Questions About Food Allergies in Children

Ask the Experts

schuval1 Susan Schuval, MD
Division Chief, Pediatric Allergy/Immunology 
Stony Brook Children's Hospital

Today, more and more infants and children are being diagnosed with asthma, eczema, hay fever and food allergies. Food allergies are of particular concern, because reactions may be severe and even fatal. Currently, one in 13 children has a food allergy. Here, Dr. Susan Schuval talks about the rising incidence of food allergies in children. 

What are typical food allergies in children?
The most common food allergens in children are milk, egg, soy and wheat. Up to one-third of children with eczema may have a food allergy. Infants may have reactions to cow’s milk formula, leading to vomiting, rash and wheezing. Symptoms may persist despite multiple formula changes. Older children and adolescents are more likely to have peanut and tree nut allergies. The Pediatric Allergy Clinic at Stony Brook Children’s Hospital offers testing for all types of food allergies.

How do you test for allergies?
There are a few ways. We can do prick skin testing, which is easy and quick. Another option is ImmunoCAP blood testing. Both tests detect allergic antibodies to food or environmental allergens. The best way to tell if a child has outgrown a food allergy is to do an oral challenge test. Patients come into the clinic, and we carefully give them the suspected food allergen in increasing amounts over a three- to-four-hour period under close observation to see if an allergic reaction will occur. This type of oral challenge test is necessary in cases when a patient is suspected to have outgrown his or her food allergy.

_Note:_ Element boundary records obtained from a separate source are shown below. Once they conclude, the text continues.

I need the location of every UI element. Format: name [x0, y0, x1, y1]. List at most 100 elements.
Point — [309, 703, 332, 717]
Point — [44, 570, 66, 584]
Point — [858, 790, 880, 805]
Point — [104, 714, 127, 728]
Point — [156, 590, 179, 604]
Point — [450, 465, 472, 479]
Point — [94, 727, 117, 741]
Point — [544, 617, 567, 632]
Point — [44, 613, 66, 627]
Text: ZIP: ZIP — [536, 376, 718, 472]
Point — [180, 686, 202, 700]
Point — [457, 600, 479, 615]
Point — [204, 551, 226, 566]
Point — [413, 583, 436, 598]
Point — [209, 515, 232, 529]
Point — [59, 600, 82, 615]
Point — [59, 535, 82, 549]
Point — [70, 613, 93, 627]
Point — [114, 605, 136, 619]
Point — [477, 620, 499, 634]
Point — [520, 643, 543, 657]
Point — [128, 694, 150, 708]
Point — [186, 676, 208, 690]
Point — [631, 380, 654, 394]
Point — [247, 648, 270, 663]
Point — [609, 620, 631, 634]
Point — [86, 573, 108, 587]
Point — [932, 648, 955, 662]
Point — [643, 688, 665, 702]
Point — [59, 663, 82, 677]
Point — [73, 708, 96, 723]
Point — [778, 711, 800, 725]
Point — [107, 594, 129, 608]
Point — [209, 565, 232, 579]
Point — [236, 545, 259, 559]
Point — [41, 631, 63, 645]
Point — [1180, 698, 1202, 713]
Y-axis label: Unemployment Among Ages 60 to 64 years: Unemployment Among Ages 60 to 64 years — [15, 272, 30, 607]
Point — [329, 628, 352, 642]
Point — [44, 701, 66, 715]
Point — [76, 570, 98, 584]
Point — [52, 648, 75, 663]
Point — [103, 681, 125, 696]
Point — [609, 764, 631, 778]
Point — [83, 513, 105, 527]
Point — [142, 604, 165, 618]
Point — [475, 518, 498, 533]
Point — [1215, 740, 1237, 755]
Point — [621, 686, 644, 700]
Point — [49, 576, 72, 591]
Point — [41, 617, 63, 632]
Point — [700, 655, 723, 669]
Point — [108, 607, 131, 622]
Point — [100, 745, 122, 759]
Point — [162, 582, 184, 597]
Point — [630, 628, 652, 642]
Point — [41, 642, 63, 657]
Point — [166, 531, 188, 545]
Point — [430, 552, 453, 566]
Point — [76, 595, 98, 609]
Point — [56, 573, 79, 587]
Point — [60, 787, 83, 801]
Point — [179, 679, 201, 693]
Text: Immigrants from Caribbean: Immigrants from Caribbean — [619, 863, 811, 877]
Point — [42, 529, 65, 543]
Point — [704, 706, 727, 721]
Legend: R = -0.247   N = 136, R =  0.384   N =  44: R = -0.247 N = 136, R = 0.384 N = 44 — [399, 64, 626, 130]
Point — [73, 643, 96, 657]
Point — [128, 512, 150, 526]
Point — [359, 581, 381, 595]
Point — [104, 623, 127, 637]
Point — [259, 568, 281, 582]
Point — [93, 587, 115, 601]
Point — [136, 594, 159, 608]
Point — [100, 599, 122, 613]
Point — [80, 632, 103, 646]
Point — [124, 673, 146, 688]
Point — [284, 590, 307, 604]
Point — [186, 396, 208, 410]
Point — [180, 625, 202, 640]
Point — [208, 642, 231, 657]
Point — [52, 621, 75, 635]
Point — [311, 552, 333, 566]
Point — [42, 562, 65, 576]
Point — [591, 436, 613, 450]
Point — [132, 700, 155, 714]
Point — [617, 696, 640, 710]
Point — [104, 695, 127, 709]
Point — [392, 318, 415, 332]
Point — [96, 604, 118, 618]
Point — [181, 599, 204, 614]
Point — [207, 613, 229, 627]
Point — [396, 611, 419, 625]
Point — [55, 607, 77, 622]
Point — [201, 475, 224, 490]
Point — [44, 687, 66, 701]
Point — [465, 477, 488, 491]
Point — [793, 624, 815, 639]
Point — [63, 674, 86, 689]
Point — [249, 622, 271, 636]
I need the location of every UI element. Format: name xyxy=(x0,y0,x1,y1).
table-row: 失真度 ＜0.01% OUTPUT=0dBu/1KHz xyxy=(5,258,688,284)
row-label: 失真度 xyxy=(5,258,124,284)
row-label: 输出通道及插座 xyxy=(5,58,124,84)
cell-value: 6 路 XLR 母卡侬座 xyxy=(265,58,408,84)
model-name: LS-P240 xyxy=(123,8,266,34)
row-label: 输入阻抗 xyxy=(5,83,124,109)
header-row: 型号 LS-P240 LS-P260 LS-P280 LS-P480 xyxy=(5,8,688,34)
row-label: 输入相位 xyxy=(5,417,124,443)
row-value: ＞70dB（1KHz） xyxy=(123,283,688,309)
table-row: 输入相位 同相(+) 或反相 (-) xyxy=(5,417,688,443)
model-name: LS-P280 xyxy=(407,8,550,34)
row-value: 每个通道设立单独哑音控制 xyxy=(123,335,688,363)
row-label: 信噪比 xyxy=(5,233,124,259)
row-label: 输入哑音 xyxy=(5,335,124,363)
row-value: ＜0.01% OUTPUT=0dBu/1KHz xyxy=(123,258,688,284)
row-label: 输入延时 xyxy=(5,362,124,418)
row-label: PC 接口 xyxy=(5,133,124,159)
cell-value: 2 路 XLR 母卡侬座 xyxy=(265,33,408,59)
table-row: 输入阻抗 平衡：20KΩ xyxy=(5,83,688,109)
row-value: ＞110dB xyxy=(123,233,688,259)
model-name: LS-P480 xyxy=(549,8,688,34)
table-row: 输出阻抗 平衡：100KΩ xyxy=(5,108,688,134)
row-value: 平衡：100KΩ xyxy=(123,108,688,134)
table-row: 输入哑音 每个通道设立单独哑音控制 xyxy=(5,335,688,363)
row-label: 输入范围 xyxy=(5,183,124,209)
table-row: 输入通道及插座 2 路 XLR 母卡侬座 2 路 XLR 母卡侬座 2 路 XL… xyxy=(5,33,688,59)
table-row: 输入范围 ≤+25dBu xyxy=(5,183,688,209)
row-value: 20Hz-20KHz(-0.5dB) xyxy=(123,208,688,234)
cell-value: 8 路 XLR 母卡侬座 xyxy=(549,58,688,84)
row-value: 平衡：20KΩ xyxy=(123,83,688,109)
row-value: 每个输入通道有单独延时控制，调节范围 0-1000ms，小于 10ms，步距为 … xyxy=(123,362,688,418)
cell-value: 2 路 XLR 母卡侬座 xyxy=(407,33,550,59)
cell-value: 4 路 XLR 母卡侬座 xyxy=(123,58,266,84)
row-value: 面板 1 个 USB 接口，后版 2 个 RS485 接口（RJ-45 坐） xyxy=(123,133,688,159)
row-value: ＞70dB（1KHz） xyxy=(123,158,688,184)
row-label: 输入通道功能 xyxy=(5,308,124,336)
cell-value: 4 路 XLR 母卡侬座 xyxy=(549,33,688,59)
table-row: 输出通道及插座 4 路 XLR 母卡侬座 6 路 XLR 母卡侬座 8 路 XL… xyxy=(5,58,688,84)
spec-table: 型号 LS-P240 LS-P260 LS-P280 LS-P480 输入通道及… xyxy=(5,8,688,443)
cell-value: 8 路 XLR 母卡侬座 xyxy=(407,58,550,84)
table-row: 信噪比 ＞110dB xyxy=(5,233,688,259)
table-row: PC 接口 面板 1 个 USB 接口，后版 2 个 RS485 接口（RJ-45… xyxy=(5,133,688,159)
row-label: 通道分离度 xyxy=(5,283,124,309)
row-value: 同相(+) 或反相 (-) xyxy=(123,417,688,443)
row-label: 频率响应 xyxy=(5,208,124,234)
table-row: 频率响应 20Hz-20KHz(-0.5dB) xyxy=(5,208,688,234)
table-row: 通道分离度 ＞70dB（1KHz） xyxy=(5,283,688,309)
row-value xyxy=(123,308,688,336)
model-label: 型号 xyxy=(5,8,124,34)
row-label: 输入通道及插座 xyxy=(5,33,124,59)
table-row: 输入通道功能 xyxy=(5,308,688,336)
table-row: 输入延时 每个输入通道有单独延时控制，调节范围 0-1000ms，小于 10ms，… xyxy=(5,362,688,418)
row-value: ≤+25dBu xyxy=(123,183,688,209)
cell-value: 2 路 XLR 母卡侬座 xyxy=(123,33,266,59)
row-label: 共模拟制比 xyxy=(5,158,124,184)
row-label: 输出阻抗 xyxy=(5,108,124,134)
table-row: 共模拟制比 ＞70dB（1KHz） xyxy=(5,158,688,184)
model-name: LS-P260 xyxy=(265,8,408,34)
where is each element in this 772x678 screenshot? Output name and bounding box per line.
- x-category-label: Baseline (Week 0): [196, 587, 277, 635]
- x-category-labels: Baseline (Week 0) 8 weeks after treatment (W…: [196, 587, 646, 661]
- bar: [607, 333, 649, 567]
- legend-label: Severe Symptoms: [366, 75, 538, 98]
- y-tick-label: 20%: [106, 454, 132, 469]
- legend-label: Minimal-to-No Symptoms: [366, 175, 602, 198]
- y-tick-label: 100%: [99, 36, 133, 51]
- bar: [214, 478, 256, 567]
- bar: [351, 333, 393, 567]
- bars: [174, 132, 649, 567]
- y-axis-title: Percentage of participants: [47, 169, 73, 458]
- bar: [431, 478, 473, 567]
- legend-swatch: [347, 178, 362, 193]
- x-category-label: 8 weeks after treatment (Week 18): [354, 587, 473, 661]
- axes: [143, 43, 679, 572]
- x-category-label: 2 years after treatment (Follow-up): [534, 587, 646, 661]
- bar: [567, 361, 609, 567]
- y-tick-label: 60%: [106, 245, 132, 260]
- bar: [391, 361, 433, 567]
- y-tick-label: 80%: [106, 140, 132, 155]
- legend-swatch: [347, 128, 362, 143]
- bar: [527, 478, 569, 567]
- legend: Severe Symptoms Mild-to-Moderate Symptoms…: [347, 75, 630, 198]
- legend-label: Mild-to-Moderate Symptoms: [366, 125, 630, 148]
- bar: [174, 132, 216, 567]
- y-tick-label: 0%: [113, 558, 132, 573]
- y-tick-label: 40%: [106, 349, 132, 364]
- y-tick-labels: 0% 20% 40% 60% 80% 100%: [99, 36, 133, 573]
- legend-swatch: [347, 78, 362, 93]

When should a child see an allergist?
Anyone who has had a severe allergic reaction, particularly an anaphylactic reaction, should see an allergist. Children who have family members with severe food allergies should also see an allergist. Other indications for allergy testing include eczema, hives or angioedema (swelling). Recent studies have shown that infants with eczema and egg allergy are at higher risk for peanut allergy. Current national pediatric guidelines suggest that these children should be evaluated for peanut allergy prior to introduction of peanut, which is now recommended prior to the first birthday. Prick skin tests or ImmunoCAP testing to peanut should be performed, and supervised oral challenge with peanut may be needed, depending upon the results.

What is the treatment? 
Of course, if you think your child is having an anaphylactic reaction, you should call 911 and go to the nearest hospital emergency department. For less severe reactions like hives, antihistamines such as diphenhydramine are usually given. There is no cure for a food allergy. The treatment is to strictly avoid the food trigger. This may involve reading labels on foods and exercising extreme caution outside the home, especially in restaurants. If a child has had a severe reaction, parents should have an adrenaline autoinjector such as the EpiPen®, which is used to treat life-threatening allergic reactions. Certain children over the age of 12 may be taught to use the EpiPen.
Recently, there have been food immunotherapy trials, which involve giving children increasing amounts of milk, egg or peanut over time in a controlled environment to induce tolerance to the food. These studies have shown to help some children to overcome their food allergies. This is something that we might do in the future, but it’s not our current standard of care. 
Another recent study receiving a lot of attention is the LEAP (Learning Early About Peanut) study, which showed that early administration of peanut to infants may prevent the development of peanut allergy. It also suggested that infants with severe eczema or egg allergy should be tested for peanut prior to peanut administration. 
The good news is that children will often outgrow milk, egg, soy and wheat allergies. Older children and adults, who have allergies to peanuts, tree nuts, fish and shellfish, are less likely to outgrow these allergies. We do see these children yearly, however, as one in five children will outgrow a peanut allergy and one in ten children will outgrow a tree nut allergy.

Why should a parent take their child to the Pediatric Allergy Clinic?
We are an academic medical center on the cutting edge of recent advances in allergy diagnosis and treatment. Our Allergy/Immunology team includes three board-certified pediatric allergists/immunologists and a certified pediatric nurse practitioner/nurse educator, all of whom have many years of experience treating children with allergies. We offer allergy testing and focus on patient education at every visit. We teach our patients to identify their food allergy triggers and how to avoid them in order to prevent reactions.